Последний год Семилетней войны оказался для жителей Восточной Пруссии самым беспокойным — за несколько месяцев они побывали под властью четырёх разных монархов: Елизаветы, Петра III, Фридриха II, Екатерины II и, наконец, опять Фридриха.
При первом же известии о смерти Елизаветы патриотическая партия подняла голову и осмелела. Собравший 300 тыс. дукатов Домхардт самолично отвёз их в лагерь Фридриха и ещё до опубликования российско-прусского мира приготовил для него целый обоз зерна. Почти не скрываясь, он поддерживал оживлённую переписку с королём.
Генерал Панин, которого немцы считали недоброжелательным и коварным, был заменён более гуманным и открытым генерал-лейтенантом Фёдором Воейковым. 5 июля 1762 г. последовало объявление о мире. Теперь уход русских задерживался всего на несколько дней только из-за недостатка перевозочных средств. Они уже передавали прусским гражданским властям управление провинцией.
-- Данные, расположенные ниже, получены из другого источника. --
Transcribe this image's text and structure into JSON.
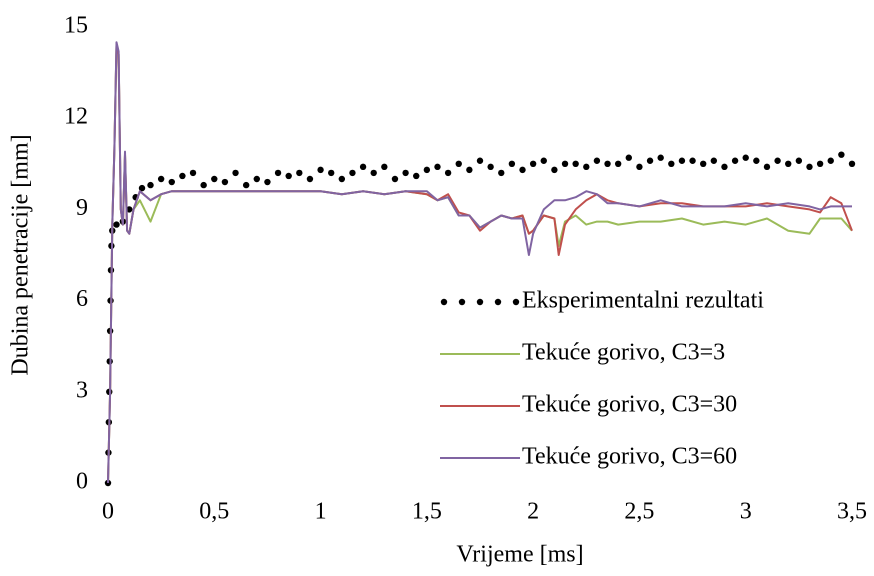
{
  "chart_data": {
    "type": "line",
    "x_label": "Vrijeme [ms]",
    "y_label": "Dubina penetracije [mm]",
    "xlim": [
      0,
      3.5
    ],
    "ylim": [
      0,
      15
    ],
    "xticks": [
      0,
      {
        "value": 0.5,
        "label": "0,5"
      },
      1,
      {
        "value": 1.5,
        "label": "1,5"
      },
      2,
      {
        "value": 2.5,
        "label": "2,5"
      },
      3,
      {
        "value": 3.5,
        "label": "3,5"
      }
    ],
    "yticks": [
      0,
      3,
      6,
      9,
      12,
      15
    ],
    "grid": false,
    "legend": "right",
    "x": [
      0,
      0.01,
      0.02,
      0.03,
      0.04,
      0.05,
      0.06,
      0.07,
      0.08,
      0.09,
      0.1,
      0.12,
      0.15,
      0.2,
      0.25,
      0.3,
      0.4,
      0.5,
      0.6,
      0.7,
      0.8,
      0.9,
      1.0,
      1.1,
      1.2,
      1.3,
      1.4,
      1.5,
      1.55,
      1.6,
      1.65,
      1.7,
      1.75,
      1.8,
      1.85,
      1.9,
      1.95,
      1.98,
      2.0,
      2.05,
      2.1,
      2.12,
      2.15,
      2.2,
      2.25,
      2.3,
      2.35,
      2.4,
      2.5,
      2.6,
      2.7,
      2.8,
      2.9,
      3.0,
      3.1,
      3.2,
      3.3,
      3.35,
      3.4,
      3.45,
      3.5
    ],
    "series": [
      {
        "name": "Eksperimentalni rezultati",
        "color": "#000000",
        "marker": "dot",
        "line": false,
        "x": [
          0,
          0.002,
          0.004,
          0.006,
          0.008,
          0.01,
          0.012,
          0.014,
          0.016,
          0.02,
          0.04,
          0.07,
          0.1,
          0.13,
          0.16,
          0.2,
          0.25,
          0.3,
          0.35,
          0.4,
          0.45,
          0.5,
          0.55,
          0.6,
          0.65,
          0.7,
          0.75,
          0.8,
          0.85,
          0.9,
          0.95,
          1.0,
          1.05,
          1.1,
          1.15,
          1.2,
          1.25,
          1.3,
          1.35,
          1.4,
          1.45,
          1.5,
          1.55,
          1.6,
          1.65,
          1.7,
          1.75,
          1.8,
          1.85,
          1.9,
          1.95,
          2.0,
          2.05,
          2.1,
          2.15,
          2.2,
          2.25,
          2.3,
          2.35,
          2.4,
          2.45,
          2.5,
          2.55,
          2.6,
          2.65,
          2.7,
          2.75,
          2.8,
          2.85,
          2.9,
          2.95,
          3.0,
          3.05,
          3.1,
          3.15,
          3.2,
          3.25,
          3.3,
          3.35,
          3.4,
          3.45,
          3.5
        ],
        "values": [
          0,
          1,
          2,
          3,
          4,
          5,
          6,
          7,
          7.8,
          8.3,
          8.5,
          8.6,
          9.0,
          9.4,
          9.7,
          9.8,
          10.0,
          9.9,
          10.1,
          10.2,
          9.8,
          10.0,
          9.9,
          10.2,
          9.8,
          10.0,
          9.9,
          10.2,
          10.1,
          10.2,
          10.0,
          10.3,
          10.2,
          10.0,
          10.2,
          10.4,
          10.2,
          10.4,
          10.0,
          10.2,
          10.1,
          10.3,
          10.4,
          10.2,
          10.5,
          10.3,
          10.6,
          10.4,
          10.2,
          10.5,
          10.3,
          10.5,
          10.6,
          10.3,
          10.5,
          10.5,
          10.4,
          10.6,
          10.5,
          10.5,
          10.7,
          10.4,
          10.6,
          10.7,
          10.5,
          10.6,
          10.6,
          10.5,
          10.6,
          10.4,
          10.6,
          10.7,
          10.6,
          10.4,
          10.6,
          10.5,
          10.6,
          10.4,
          10.5,
          10.6,
          10.8,
          10.5
        ]
      },
      {
        "name": "Tekuće gorivo, C3=3",
        "color": "#9bbb59",
        "marker": "none",
        "line": true,
        "values": [
          0,
          3,
          8.5,
          11,
          14.4,
          14.1,
          9,
          8.5,
          10.8,
          8.3,
          8.2,
          9,
          9.3,
          8.6,
          9.5,
          9.6,
          9.6,
          9.6,
          9.6,
          9.6,
          9.6,
          9.6,
          9.6,
          9.5,
          9.6,
          9.5,
          9.6,
          9.5,
          9.3,
          9.4,
          8.8,
          8.8,
          8.4,
          8.6,
          8.8,
          8.7,
          8.8,
          8.2,
          8.3,
          8.8,
          8.7,
          7.8,
          8.6,
          8.8,
          8.5,
          8.6,
          8.6,
          8.5,
          8.6,
          8.6,
          8.7,
          8.5,
          8.6,
          8.5,
          8.7,
          8.3,
          8.2,
          8.7,
          8.7,
          8.7,
          8.3
        ]
      },
      {
        "name": "Tekuće gorivo, C3=30",
        "color": "#c0504d",
        "marker": "none",
        "line": true,
        "values": [
          0,
          3,
          8.5,
          11,
          14.4,
          14.1,
          9,
          8.5,
          10.8,
          8.3,
          8.2,
          9,
          9.6,
          9.3,
          9.5,
          9.6,
          9.6,
          9.6,
          9.6,
          9.6,
          9.6,
          9.6,
          9.6,
          9.5,
          9.6,
          9.5,
          9.6,
          9.5,
          9.3,
          9.5,
          8.9,
          8.8,
          8.3,
          8.6,
          8.8,
          8.7,
          8.8,
          8.2,
          8.3,
          8.8,
          8.7,
          7.5,
          8.5,
          9.0,
          9.3,
          9.5,
          9.3,
          9.2,
          9.1,
          9.2,
          9.2,
          9.1,
          9.1,
          9.1,
          9.2,
          9.1,
          9.0,
          8.9,
          9.4,
          9.2,
          8.3
        ]
      },
      {
        "name": "Tekuće gorivo, C3=60",
        "color": "#8064a2",
        "marker": "none",
        "line": true,
        "values": [
          0,
          3,
          8.5,
          11,
          14.5,
          14.2,
          9,
          8.5,
          10.9,
          8.3,
          8.2,
          9,
          9.6,
          9.3,
          9.5,
          9.6,
          9.6,
          9.6,
          9.6,
          9.6,
          9.6,
          9.6,
          9.6,
          9.5,
          9.6,
          9.5,
          9.6,
          9.6,
          9.3,
          9.4,
          8.8,
          8.8,
          8.4,
          8.6,
          8.8,
          8.7,
          8.7,
          7.5,
          8.2,
          9.0,
          9.3,
          9.3,
          9.3,
          9.4,
          9.6,
          9.5,
          9.2,
          9.2,
          9.1,
          9.3,
          9.1,
          9.1,
          9.1,
          9.2,
          9.1,
          9.2,
          9.1,
          9.0,
          9.1,
          9.1,
          9.1
        ]
      }
    ]
  }
}
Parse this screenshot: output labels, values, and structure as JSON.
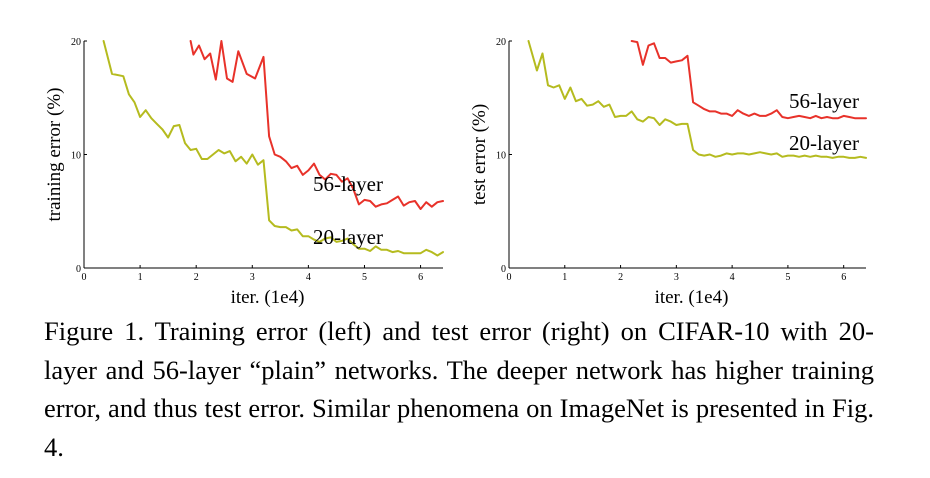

Военные чиновники, такие, как Болотов, получили приказ возвратиться к своим полкам. Просидев несколько лет за бумагомаранием в кёнигсбергской канцелярии, они даже огорчались от происшедшей перемены, да и сами немцы уже настолько привыкли к ним, что происходили трогательные сцены прощания. Старики хозяева Болотова вообще не хотели брать с него плату за еду, стирку и жильё; правда, он замечает, что они были швейцарцы, а не пруссаки. Но и пруссаки показали себя не менее чувствительными: учитель немецкого языка у того же Болотова отказался от денег за уроки и проливал слёзы, обнимая своего ученика.
25 июня король Пруссии направил повеления чиновникам и населению провинции, где указывалось, что, пока российские войска ещё остаются в её пределах, надлежит содержать их и предоставлять им необходимые средства передвижения.
Снова почувствовав себя хозяином, Фридрих уже производил перемены в администрации: он принял отставку графа Финкенштейна, признанного неспособным и оказавшегося слишком податливым перед русскими. Во главе власти был поставлен верный и энергичный Домхардт.
Объявление о мире вызвало всеобщую радость. В этот день, 5 июля, «Кёнигсбергская газета» снова вышла с одноглавым прусским орлом вместо узурпатора — двуглавого. Полковник Гейден вернулся на своё прежнее место как комендант Кёнигсберга. Русские караулы были заменены реорганизованной гражданской гвардией. Два герольда в сопровождении конных и пеших отрядов из бюргеров провозглашали при звуках труб Notificarium[143] о мире. На всех общественных зданиях вновь с колокольным звоном и музыкой были восстановлены прусские гербы, праздничный народ кричал Vivat![144] и российскому императору, и прусскому королю. Весь Кёнигсберг украсился коврами и цветами, а на кораблях в порту были подняты флаги расцвечивания. 8 июля Воейков опубликовал постановление о снятии с прусских подданных присяги, которую они приносили всего лишь несколькими неделями раньше, ещё до восшествия на престол нового царя. На другой день в город вернулись члены правительства, покинувшие его ещё в 1758 г., а 10 июля было устроено последнее русское празднество в честь Петра III: богослужение, военный парад и иллюминация. 11-го произошла официальная передача власти пруссакам, чему некоторую торжественность придал академический акт с речами и стихами на латинском языке. Последовали и другие праздники: 14 июля после замирения Пруссии со Швецией в соборной церкви читалась проповедь на текст из Исайи о Вавилонском пленении и были оглашены мирные трактаты. Вечером состоялся банкет, данный ратушей в Юнкерхофе для офицеров обеих армий; солдаты же получили от щедрот магистрата денежную награду, выданную также больным, раненым и семьям инвалидов.